Otherwise, the idea looks fine to me (assuming that there are reasons why this
is not done by fwprop),

Zdenek

Comment 9 Andrew Pinski 2010-03-02 19:59:31 UTC

I think this is the same issue as PR 36758.

Comment 10 Andrew Pinski 2010-03-02 20:10:27 UTC

Actually looking at comment #4 shows that is an exact duplicate of PR 36758 so closing as a dup.

*** This bug has been marked as a duplicate of 36758 ***

Comment 11 Sandra Loosemore 2010-07-10 21:07:23 UTC

I just checked to see if this is still a problem.  As of r162042, the example in comment #1 produces the same (bad) output as GCC 4.4.1. However, the example in comment #4 looks fixed to me, with this output:

test:
	push	{r0, r1, r2, lr}
	mov	r3, #0
	str	r3, [sp, #4]
.L2:
	add	r0, sp, #4
	bl	func
	ldr	r3, [sp, #4]
	cmp	r3, #12
	ble	.L2
	@ sp needed for prologue
	pop	{r0, r1, r2, pc}

As it was the latter test case that caused this to be marked as a duplicate of PR 36758, maybe the original test case is tripping over a different problem and needs to be re-examined?

Comment 12 Paolo Bonzini 2010-07-11 07:51:26 UTC

I agree.

Comment 13 Steven Bosscher 2010-07-11 11:40:30 UTC

Does the prototype fix of http://gcc.gnu.org/bugzilla/show_bug.cgi?id=36758#c21 help?

Comment 14 Sandra Loosemore 2010-07-11 17:47:45 UTC

Yes, it looks like the prototype fix for PR 36758 fixes the test case at the top of this issue.  The patch needs a little updating, though, and I can't say I grok the changes to the surrounding code sufficiently to be sure I've gotten it right.

Comment 15 Steven Bosscher 2010-07-11 22:48:29 UTC

Well, it's probably worth trying a little harder to grok them, then. Zdenek has already said that the fix looks OK in principle, but I am not interested at all in working on this patch anymore (especially not when others with an interest in the patch get paid for caring :-).

Comment 16 Steven Bosscher 2010-07-11 22:55:04 UTC

Brief explanation about what the patch does:

* have a pointer to the location of the invariant within an rtx. The existing code assumes a complete RHS is invariant, but with the patch GCC can move invariants out of the RHS of a SET even if the whole RHS itself is not invariant.

* Do not bail out in find_invariant_insn if the complete RHS is not invariant. Instead see if there is an address (i.e. XEXP (MEM, 0)) that is invariant.
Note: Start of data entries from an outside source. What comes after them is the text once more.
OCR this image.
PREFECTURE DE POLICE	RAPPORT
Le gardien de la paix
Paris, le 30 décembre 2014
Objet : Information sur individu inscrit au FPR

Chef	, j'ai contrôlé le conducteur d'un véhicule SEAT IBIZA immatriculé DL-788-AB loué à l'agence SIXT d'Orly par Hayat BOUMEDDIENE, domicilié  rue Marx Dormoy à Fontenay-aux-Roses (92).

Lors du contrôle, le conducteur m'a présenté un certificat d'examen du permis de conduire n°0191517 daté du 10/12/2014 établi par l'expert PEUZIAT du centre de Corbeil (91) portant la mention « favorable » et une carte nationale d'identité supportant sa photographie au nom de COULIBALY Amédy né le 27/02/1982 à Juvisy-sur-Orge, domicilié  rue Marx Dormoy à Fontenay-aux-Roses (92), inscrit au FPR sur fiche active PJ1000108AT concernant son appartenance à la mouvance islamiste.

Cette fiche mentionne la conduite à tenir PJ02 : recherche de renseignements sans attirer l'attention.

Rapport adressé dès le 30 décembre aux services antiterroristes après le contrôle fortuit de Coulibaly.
* Update invariant motion code to handle partially invariant RHSs


One TODO for the patch (IIRC) is to only move an invariant address if it would otherwise be moved anyway. That is, only move the invariant address if there is a dependent invariant that would cause the address to be hoisted anyway. This is to avoid excessive LICM.
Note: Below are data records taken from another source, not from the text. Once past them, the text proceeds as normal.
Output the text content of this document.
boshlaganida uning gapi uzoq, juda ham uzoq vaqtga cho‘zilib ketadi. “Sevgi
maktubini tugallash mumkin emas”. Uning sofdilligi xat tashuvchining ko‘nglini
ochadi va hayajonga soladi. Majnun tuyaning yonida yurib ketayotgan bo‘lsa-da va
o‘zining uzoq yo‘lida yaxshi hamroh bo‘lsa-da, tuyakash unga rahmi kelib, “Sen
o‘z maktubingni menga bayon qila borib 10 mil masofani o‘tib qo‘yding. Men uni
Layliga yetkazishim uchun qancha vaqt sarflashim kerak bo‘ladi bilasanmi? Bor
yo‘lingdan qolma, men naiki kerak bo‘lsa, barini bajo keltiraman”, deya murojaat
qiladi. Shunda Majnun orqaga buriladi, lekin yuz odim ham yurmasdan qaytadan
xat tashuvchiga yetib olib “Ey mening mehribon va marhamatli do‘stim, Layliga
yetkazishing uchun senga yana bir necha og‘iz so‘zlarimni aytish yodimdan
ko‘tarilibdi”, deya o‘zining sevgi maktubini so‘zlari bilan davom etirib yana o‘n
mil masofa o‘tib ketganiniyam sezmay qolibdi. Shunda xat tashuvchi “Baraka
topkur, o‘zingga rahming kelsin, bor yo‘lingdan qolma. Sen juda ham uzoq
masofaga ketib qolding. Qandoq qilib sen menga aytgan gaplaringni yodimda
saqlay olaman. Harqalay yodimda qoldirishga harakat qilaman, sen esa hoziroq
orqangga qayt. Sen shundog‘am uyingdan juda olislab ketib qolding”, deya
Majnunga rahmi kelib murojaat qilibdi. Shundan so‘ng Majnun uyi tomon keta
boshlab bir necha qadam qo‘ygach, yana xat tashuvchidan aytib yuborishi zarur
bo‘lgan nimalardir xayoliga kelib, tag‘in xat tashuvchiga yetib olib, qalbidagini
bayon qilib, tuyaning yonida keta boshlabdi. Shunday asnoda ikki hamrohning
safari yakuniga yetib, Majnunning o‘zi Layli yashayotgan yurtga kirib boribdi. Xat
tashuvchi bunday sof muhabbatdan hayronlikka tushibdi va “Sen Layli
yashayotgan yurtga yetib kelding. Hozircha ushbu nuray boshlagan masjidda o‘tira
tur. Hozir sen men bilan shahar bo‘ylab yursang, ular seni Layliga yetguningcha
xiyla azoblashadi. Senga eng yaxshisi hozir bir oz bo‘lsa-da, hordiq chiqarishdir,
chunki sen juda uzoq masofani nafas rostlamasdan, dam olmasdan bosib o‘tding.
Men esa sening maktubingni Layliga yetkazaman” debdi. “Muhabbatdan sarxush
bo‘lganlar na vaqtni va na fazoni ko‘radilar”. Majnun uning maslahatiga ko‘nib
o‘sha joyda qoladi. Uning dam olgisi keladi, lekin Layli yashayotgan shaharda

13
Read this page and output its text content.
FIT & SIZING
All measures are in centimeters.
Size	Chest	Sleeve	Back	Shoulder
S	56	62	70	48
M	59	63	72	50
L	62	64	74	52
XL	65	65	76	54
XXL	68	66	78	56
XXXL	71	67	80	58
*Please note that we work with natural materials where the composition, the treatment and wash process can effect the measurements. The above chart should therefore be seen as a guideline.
Comment 17 Sandra Loosemore 2010-07-13 17:13:20 UTC

As a point of clarification, I am not getting paid to care about this issue either.  :-)  At this time I have no plans to continue working on it.

Comment 18 Richard Biener 2011-06-27 12:14:31 UTC

4.3 branch is being closed, moving to 4.4.7 target.

Comment 19 Jakub Jelinek 2012-03-13 12:47:58 UTC

4.4 branch is being closed, moving to 4.5.4 target.

Comment 20 Richard Biener 2012-07-02 10:31:53 UTC

Fixed in 4.6.0, the 4.5 branch is being closed.